Thursday, May 15, 2014

The Sprinter: Back on Track


[This is the long-delayed "sequel" to an earlier post, Introducing the Sprinter, published on July 3, 2013.]

A year ago at this time, I was impatiently anticipating the return of commuter train service to North County. I missed the convenience of riding the Sprinter when I traveled between cities. I especially hated riding a much too overcrowded bus to Escondido at 6:30 a.m. every Wednesday.

Why was I anticipating the return of the Sprinter?

On March 8, 2013, North County Transit District (NCTD) shut down the trains due to a problem with the braking system. The shutdown caused serious transportation problems for thousands of people (including me), many of whom (but not including me) depend on the train to get to work or school every day.

Of course The-Powers-That-Be (TPTB) still had to move all those people.

In order to do that, TPTB leased luxury commercial coaches that ran about every fifteen minutes during peak periods. The plush buses really didn’t have much leg room, but the seats were comfortable. And passengers didn’t risk life and limb stumbling over baby carriages, walkers, and personal shopping carts on the way to their seats because those items were stored in a separate compartment under the passenger section.

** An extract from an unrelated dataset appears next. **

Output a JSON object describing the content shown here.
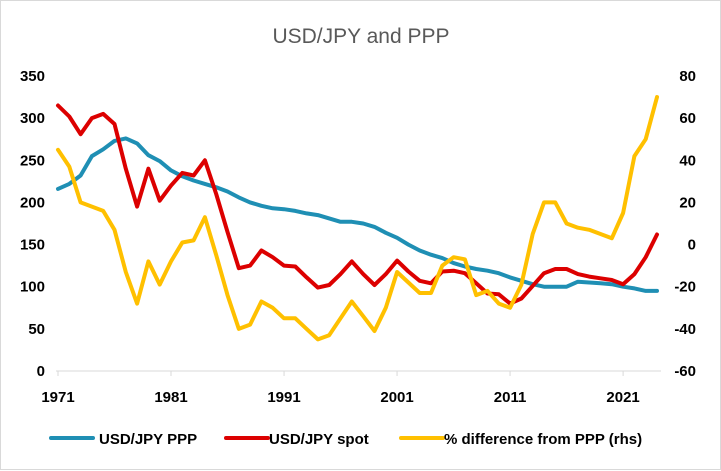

About a month into the shutdown, TPTB phased out the use of the commercial coaches. For a short time, several rickety buses brought in from Los Angeles helped to move commuters. A fellow passenger claimed that the L.A. buses dated back to the sixties. I didn't doubt it. Every time the drivers hit the brakes, something fell off those buses.

And then the L.A. buses disappeared. After that, what seemed like a half-zillion passengers were stuffed into NCTD buses operating on the most popular regular routes and two newly created Sprinter Shuttle express bus routes. Riding on one of those shuttle buses was like being trapped in a traveling sardine can.

The system remained shut down for over two months. After the repairs were completed, several agencies had to inspect the braking system, the tracks, the signals, and who knows what else before the Sprinter could start hauling people again.

On May 17, 2013, I noticed that the yellow boarding platforms were down. They had been pulled up when the Sprinter shut down. I figured that was a good sign. And it was. The Sprinter was back on track the next day.